In our study, there was a gradual rebound in VAS scores for low back pain in MCI patients compared to MCII patients from one to two years postoperatively, but ODI values appeared to have stabilized and did not rise over two years. This reflects that patients in our study would have a good improvement in spontaneous life function, with a faster recovery in the MCII group for low back pain and no significant difference at one year postoperatively (as shown in Fig. 1 and Table 2). Unfortunately, low back and leg pain appeared to rise in MCI one to two years after surgery, and although ODI did not rise temporarily, it is likely to rebound after being attacked by low back pain, which is something to be noted in our study.

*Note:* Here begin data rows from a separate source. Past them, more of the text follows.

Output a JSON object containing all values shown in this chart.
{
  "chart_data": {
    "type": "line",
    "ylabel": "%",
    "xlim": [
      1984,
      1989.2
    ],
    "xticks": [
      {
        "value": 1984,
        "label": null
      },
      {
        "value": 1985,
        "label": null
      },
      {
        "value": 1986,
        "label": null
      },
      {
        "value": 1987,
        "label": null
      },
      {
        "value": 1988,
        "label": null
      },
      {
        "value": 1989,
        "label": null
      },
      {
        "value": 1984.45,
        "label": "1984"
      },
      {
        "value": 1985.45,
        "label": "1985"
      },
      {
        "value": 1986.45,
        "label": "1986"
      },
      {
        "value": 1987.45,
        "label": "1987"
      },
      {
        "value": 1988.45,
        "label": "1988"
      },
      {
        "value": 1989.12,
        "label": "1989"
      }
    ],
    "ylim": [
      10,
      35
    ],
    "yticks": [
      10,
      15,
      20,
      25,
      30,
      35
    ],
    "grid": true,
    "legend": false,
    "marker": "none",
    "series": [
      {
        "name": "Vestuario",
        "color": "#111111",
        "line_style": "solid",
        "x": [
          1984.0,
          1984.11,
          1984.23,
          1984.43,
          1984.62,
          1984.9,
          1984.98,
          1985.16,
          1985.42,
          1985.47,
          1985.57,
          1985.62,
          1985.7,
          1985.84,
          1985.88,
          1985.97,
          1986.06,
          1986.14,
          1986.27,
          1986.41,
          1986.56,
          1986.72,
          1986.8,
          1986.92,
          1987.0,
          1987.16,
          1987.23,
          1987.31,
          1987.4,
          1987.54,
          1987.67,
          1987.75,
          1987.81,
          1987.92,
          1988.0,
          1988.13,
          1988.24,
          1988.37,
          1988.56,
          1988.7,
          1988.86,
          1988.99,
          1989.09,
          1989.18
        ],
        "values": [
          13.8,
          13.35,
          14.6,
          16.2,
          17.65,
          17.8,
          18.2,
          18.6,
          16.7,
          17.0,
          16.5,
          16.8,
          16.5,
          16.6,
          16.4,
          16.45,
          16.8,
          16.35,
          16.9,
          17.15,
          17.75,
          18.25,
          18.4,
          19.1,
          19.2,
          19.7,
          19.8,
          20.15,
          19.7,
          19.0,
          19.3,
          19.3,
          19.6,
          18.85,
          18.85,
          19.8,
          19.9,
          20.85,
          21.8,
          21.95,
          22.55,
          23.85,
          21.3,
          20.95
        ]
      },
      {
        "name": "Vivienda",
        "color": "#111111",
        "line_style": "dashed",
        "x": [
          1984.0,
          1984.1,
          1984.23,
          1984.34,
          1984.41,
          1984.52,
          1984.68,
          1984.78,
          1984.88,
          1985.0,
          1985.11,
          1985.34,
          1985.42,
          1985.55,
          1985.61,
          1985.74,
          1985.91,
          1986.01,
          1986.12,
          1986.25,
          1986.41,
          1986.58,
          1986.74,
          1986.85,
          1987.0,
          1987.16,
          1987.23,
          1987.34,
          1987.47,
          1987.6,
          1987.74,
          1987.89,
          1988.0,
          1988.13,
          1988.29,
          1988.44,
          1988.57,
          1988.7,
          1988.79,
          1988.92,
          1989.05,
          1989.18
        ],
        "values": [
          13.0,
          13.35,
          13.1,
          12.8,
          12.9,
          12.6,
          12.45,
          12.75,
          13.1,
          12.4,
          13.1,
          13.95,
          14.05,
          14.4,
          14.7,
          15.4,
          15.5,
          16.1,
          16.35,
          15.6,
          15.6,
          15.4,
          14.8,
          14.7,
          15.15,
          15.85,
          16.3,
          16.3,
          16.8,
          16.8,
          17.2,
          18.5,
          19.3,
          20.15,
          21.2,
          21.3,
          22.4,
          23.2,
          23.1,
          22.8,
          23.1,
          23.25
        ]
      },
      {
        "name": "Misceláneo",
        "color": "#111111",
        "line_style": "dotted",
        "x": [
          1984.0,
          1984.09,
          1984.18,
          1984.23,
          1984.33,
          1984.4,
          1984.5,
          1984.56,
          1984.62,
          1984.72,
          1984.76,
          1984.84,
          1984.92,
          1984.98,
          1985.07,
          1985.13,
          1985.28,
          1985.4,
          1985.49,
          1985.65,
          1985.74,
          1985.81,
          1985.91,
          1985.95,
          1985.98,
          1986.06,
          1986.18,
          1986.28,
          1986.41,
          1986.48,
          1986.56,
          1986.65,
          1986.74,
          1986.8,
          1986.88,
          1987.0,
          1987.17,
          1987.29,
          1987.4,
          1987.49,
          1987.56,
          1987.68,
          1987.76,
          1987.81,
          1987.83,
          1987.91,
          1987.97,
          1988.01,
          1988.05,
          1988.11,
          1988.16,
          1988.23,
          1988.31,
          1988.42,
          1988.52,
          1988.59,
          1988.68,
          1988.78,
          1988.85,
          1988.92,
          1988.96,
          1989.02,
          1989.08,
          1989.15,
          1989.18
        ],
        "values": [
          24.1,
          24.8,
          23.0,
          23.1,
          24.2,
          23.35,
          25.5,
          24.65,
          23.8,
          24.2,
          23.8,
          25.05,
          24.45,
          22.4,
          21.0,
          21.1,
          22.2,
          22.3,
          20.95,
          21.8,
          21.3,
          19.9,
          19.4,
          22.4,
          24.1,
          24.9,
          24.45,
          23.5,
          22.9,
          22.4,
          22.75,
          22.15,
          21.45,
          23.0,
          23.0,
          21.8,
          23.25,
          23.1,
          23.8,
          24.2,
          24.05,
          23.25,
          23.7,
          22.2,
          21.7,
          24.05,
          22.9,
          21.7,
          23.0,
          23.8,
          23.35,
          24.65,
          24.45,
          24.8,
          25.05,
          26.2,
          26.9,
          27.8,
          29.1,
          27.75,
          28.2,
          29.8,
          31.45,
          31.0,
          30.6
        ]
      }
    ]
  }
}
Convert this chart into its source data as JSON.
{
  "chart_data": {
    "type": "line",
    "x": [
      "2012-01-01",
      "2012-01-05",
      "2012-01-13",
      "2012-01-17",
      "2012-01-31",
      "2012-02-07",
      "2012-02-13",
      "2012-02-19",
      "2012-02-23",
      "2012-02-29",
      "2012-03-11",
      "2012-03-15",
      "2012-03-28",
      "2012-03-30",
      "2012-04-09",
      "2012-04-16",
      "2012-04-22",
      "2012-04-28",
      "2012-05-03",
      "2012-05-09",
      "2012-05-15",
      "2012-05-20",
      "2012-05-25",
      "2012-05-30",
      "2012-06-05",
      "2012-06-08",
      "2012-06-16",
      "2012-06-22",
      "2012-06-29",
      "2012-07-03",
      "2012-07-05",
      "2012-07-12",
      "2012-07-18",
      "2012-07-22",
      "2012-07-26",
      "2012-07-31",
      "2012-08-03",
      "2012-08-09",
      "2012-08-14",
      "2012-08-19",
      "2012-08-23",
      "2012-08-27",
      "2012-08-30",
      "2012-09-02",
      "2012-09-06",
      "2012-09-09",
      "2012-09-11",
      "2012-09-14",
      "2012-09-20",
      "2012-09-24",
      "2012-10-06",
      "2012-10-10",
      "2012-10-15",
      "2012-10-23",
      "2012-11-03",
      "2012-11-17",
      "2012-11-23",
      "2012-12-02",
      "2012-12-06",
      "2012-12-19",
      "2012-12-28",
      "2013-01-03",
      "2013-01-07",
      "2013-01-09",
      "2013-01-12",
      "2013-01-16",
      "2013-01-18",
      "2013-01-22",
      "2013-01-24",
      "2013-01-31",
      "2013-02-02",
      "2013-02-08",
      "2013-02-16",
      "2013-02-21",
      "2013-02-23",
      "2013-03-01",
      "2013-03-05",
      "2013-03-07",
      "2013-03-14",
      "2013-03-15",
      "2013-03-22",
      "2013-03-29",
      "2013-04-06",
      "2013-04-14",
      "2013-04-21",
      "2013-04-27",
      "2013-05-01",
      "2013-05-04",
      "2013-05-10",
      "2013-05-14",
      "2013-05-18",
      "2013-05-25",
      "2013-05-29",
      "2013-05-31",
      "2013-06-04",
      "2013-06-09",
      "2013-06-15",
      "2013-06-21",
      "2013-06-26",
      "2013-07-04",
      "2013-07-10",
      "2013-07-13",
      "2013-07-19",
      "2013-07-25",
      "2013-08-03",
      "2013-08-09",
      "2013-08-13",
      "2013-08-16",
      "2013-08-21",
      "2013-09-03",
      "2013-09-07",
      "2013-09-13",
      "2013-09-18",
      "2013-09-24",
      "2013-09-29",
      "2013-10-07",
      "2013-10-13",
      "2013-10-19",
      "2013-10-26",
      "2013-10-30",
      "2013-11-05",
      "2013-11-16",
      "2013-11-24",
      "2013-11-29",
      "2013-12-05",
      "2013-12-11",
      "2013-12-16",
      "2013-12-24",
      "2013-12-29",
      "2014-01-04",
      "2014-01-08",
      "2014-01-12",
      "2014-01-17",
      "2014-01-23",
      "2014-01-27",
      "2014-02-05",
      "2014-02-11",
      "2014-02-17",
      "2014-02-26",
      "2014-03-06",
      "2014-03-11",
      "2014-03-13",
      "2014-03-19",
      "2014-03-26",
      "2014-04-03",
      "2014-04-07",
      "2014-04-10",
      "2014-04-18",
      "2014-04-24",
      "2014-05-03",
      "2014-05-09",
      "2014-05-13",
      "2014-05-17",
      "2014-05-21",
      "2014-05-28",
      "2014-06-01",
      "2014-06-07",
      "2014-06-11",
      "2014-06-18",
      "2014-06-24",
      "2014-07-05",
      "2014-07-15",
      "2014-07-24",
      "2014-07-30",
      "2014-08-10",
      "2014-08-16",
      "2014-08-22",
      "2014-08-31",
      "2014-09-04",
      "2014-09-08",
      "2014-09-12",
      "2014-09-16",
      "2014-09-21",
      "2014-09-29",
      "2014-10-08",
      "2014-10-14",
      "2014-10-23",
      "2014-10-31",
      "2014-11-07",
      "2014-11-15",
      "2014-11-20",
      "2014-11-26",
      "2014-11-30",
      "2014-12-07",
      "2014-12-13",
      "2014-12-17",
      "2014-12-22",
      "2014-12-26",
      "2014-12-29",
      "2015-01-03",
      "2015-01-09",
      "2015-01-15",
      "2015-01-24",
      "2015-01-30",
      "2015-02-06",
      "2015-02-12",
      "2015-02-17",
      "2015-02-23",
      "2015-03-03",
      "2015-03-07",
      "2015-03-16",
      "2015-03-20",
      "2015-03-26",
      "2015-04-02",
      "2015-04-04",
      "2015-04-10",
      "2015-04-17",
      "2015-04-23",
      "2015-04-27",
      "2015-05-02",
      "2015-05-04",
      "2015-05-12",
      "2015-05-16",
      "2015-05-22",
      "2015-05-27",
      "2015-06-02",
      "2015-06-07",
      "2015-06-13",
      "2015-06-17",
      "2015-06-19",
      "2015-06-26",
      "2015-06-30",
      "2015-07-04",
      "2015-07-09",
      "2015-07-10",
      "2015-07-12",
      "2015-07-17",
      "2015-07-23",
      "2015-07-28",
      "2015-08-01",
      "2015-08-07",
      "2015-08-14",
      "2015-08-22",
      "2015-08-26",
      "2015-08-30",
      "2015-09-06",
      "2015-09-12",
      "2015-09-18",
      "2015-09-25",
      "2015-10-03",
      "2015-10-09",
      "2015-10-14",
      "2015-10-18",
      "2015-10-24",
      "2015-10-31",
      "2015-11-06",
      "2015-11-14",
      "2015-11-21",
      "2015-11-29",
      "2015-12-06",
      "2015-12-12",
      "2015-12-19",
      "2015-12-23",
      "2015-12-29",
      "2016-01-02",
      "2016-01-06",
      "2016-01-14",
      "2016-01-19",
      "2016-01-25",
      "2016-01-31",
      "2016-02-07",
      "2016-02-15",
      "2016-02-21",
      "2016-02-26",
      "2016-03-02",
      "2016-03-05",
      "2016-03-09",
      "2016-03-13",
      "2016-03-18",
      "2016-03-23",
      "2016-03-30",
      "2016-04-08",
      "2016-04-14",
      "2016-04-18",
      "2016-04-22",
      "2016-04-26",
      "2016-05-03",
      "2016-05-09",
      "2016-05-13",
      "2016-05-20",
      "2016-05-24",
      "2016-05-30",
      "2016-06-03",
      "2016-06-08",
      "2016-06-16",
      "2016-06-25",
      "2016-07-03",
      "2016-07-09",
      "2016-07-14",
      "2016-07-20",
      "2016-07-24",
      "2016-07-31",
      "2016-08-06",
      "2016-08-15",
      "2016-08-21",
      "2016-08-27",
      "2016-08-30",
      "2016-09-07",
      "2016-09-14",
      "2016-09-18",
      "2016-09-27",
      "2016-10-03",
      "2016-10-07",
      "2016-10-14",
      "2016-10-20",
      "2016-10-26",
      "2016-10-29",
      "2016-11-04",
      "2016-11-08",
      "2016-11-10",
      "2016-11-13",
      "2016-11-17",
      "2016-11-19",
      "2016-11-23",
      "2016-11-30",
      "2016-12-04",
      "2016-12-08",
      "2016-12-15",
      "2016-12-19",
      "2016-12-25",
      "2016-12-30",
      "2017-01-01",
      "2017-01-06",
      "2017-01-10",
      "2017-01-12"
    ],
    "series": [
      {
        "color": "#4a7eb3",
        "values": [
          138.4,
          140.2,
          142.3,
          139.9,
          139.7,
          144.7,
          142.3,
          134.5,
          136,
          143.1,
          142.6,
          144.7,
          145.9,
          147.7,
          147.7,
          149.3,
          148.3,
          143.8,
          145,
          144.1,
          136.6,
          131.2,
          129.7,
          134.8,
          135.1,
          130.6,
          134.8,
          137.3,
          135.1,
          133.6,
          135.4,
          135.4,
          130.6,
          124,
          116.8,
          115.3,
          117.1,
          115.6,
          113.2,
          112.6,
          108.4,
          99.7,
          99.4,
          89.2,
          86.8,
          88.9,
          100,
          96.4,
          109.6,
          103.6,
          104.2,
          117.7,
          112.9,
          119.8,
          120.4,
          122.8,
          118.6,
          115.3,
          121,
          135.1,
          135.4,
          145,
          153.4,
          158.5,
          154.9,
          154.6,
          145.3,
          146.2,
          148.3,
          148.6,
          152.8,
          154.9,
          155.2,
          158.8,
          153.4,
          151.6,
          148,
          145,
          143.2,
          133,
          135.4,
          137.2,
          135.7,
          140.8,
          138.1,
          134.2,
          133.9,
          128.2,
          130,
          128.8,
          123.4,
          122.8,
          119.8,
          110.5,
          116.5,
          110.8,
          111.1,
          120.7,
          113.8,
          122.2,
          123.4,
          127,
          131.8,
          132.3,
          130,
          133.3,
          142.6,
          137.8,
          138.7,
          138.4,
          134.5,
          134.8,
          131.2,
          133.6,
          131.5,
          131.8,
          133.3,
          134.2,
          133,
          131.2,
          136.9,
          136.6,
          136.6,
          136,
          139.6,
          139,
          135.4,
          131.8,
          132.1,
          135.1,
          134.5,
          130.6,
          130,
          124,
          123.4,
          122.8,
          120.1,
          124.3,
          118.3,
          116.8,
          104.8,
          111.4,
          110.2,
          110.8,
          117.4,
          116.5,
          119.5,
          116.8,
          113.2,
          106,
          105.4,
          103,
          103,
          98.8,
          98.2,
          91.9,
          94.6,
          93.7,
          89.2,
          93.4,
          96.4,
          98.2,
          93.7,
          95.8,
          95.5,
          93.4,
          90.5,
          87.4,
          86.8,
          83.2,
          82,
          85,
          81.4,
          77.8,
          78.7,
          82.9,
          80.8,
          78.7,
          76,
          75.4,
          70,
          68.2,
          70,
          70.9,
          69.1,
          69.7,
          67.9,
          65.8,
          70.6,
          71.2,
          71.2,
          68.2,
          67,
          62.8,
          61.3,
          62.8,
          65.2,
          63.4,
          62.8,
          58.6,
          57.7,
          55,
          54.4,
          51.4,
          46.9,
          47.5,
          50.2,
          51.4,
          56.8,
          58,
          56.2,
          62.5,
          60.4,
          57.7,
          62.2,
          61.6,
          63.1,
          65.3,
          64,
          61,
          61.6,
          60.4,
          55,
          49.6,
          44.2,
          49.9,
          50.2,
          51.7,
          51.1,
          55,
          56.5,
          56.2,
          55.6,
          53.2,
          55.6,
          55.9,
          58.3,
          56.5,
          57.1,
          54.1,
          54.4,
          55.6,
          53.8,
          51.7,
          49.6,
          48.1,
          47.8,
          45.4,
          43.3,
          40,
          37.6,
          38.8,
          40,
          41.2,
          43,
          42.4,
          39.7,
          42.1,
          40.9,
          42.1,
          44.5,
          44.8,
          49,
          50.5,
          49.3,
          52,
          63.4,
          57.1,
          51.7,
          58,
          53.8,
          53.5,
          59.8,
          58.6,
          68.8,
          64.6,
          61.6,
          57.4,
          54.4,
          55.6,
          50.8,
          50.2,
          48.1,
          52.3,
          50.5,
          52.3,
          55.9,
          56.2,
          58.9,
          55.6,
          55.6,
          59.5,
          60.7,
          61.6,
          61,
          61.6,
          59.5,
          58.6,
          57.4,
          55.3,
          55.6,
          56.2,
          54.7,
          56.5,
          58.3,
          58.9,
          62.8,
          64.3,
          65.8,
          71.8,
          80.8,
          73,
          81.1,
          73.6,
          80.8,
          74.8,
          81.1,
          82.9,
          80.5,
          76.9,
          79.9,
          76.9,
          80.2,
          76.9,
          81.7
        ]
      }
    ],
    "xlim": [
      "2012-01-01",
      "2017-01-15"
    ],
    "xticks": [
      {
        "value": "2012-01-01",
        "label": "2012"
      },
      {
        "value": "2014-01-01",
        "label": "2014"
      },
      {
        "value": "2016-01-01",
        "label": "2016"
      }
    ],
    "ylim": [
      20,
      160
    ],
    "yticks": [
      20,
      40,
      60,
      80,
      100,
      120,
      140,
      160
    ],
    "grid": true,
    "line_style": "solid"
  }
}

However, the resilience of low back pain after two years is not necessarily accompanied by the effects of the type of MCI, but may also be a progression of lumbar degeneration. In our study, all MCI patients had a tendency to have elevated low back and leg pain at the last follow-up, whereas there did not seem to be such a tendency in the MCII group (as shown in Fig. 1).
It has been reported that 78.97% of patients who did not present MC on preoperative MRI were ModicI, 20.56% were ModicII, and 0.47% were ModicIII in the late postoperative period.12 This may be related to the invasion of acnes bacilli in the human disc and the destruction of the endplate by surgical instruments during surgery, but the specific cause remains obscure.10, 12, 30 Bacteria play a role in lumbar disc degeneration and are associated with MCI type. Whether MCI associated low back pain is a result of contamination with these organisms or lumbar spine infection remains obscure and requires further investigation to determine.31 It was found that there was no difference in serum biomarkers between LBP patients with or without active lumbar disc degeneration, which is likely to be related to the inability of factors associated with lumbar disc degeneration to convert into detectable serum biomarkers.32Both severity and time span of diabetes are strongly associated with MC, but the association with severity of disc degeneration remains unclear.33Female patients, too obese and heavy physical work were all significantly associated with MC, and biomechanical factors appeared to play a critical role in the progressive changes in MC.34In our study, a significant number of patients engaged in excessive physical work, poor weight control or had various underlying diseases in rural areas(As shown in Table 1), which laid a hidden danger for clinical biomechanical changes, lumbar disc degeneration, and MC.
Limitations
Our study is not a randomized controlled study, and the number of patients and follow-up time remains insufficient. In addition, we only included patients with MCI/II, and we also needed patients with some other mixed types as well as transition status between them. Therefore, further studies are needed to validate our hypothesis.